– Je me souviens de ces myrtilles des montagnes que je cueillis un jour de grand froid dans la neige.

– Je n'aime pas la neige, dit Lothaire ; c'est une matière toute mystique et qui n'a pas encore pris son parti de la terre. Je hais son insolite blancheur où s'arrête le paysage. Elle est froide et se refuse à la vie ; je sais qu'elle la couve et la protège, mais la vie n'en surnaît qu'en la fondant. Ainsi je la veux grise et sale, à demi fondue et déjà presque en eau pour les plantes.

– Ne parle pas ainsi de la neige, car elle aussi peut être belle, dit Ulrich. Elle n'est triste et douloureuse que là où trop d'amour la fera fondre ; et toi qui préfères l'amour, la préfères à demi fondue. Elle est belle où elle triomphe.

– Là nous n'irons pas, dit Hylas. Et où je dis : tant mieux, tu n'as pas à dire : tant pis.

*

Et cette nuit chacun de nous chanta, sous forme de ballades : Mœlibée la

 

BALLADE DES PLUS CÉLÈBRES AMANTS

 

Suléîka ! pour vous je m'arrêtais de boire

Le vin que me versait l'échanson.

C'est pour vous que, Boabdil, à Grenade,

J'arrosai les lauriers-roses du Generaliffe.
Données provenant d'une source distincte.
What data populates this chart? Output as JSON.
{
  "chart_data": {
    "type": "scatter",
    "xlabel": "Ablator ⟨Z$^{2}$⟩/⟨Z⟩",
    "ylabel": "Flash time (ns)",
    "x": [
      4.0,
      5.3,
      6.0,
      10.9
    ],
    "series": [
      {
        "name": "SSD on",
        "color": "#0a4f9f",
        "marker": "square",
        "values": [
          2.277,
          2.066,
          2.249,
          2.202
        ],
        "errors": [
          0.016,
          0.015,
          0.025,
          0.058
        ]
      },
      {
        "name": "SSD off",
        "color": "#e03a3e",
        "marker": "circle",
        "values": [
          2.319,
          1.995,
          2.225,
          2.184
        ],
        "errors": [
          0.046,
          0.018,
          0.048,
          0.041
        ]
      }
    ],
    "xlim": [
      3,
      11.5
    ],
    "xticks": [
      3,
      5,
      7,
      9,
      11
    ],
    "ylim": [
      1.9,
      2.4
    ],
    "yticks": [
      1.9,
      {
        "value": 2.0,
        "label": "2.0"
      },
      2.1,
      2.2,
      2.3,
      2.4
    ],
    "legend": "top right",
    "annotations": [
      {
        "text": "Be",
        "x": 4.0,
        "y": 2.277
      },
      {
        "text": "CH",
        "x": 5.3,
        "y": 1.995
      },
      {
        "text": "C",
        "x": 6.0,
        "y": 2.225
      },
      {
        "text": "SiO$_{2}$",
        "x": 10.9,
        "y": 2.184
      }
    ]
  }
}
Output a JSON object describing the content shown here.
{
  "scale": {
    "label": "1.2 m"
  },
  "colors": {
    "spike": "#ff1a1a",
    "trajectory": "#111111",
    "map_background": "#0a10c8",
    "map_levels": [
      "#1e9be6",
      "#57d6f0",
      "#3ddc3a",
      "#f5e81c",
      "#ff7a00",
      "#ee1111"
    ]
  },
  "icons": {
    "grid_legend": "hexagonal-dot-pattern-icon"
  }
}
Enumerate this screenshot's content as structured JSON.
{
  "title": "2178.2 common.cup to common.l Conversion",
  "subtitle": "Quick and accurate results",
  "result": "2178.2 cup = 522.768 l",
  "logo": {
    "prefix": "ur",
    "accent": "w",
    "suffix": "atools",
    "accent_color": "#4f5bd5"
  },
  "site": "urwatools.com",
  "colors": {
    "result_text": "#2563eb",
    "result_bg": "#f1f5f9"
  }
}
Je fus Soleiman quand, Balkis, vous vîntes des provinces du Sud pour me proposer des énigmes.

Tamar, je fus Amnon votre frère, qui se mourait de ne pouvoir vous posséder.

Bethsabée, quand, suivant une colombe d'or jusque sur la plus haute terrasse de mon palais, je vous vis, prête au bain, descendre nue, je fus David qui fit se tuer pour moi votre mari.

J'ai chanté pour vous, Sulamite, des chants tels qu'on les croit presque religieux.

Fornarine, je suis celui qui criait d'amour dans tes bras.

Zobéide, je suis l'esclave que vous rencontrâtes au matin, dans la rue qui menait à la place publique ; je portais un panier vide sur ma tête, et vous me le fîtes emplir, vous suivant, de cédrats, de limons, de concombres, d'épices variées et de diverses friandises ; puis, comme je vous plus et que je me plaignais de ma fatigue, vous voulûtes me garder la nuit, près de vos deux sœurs, et des trois kalendars fils de roi. Et nous nous occupâmes chacun, tour à tour, à écouter les autres, chacun racontant son histoire. Quand vint mon tour de raconter : Avant de vous avoir rencontrée, Zobéide, dis-je, je n'avais pas d'histoire en ma vie ; maintenant comment en aurais-je ? N'êtes-vous pas toute ma vie ? – Et ce disant le porteur se bourrait de fruits. (Je me souviens que, tout enfant, je rêvais des confitures sèches dont il est tant question dans les Mille et une Nuits. J'en ai mangé depuis, qui sont à l'essence de roses, et un ami m'a parlé de celles qu'on fait avec les letchis.)

 

Ariane, je suis le passager Thésée

Qui vous abandonne à Bacchus

Pour pouvoir continuer ma route.

 

Eurydice, ma belle, je suis pour vous Orphée

Qui d'un regard, dans les enfers, vous répudie,

Importuné d'être suivi ;

 

puis Mopsus chanta la

 

BALLADE DES BIENS IMMEUBLES

 

Quand la rivière commença à monter,

Il y en eut qui se réfugièrent sur la montagne,

D'autres qui se dirent : le limon engraissera nos champs ;

D'autres qui se dirent : c'est la ruine ;

D'autres qui ne se dirent rien du tout.

 

Quand la rivière eut bien monté.

Il y avait des endroits où l'on voyait encore des arbres,

D'autres où l'on voyait des toits de maisons,

Des clochers, des murs, et plus loin des collines ;

D'autres endroits où l'on ne voyait plus rien du tout.

 

Il y avait des paysans qui firent monter leurs troupeaux sur les collines ;

D'autres qui emportèrent dans un bateau leurs petits enfants ;

Il y en eut qui emportèrent de la bijouterie,

Des mangeailles, des papiers écrits, et tout ce qui pouvait flotter d'argent.

Il y en eut qui n'emportèrent rien du tout.

Ceux-ci, qui avaient fui dans des barques entraînées.

Se réveillèrent dans des terres qu'ils ne connaissaient pas du tout.

Il y en eut qui se réveillèrent en Amérique ;

D'autres en Chine, et d'autres sur les rives du Pérou.

Il y en eut qui ne se réveillèrent pas du tout.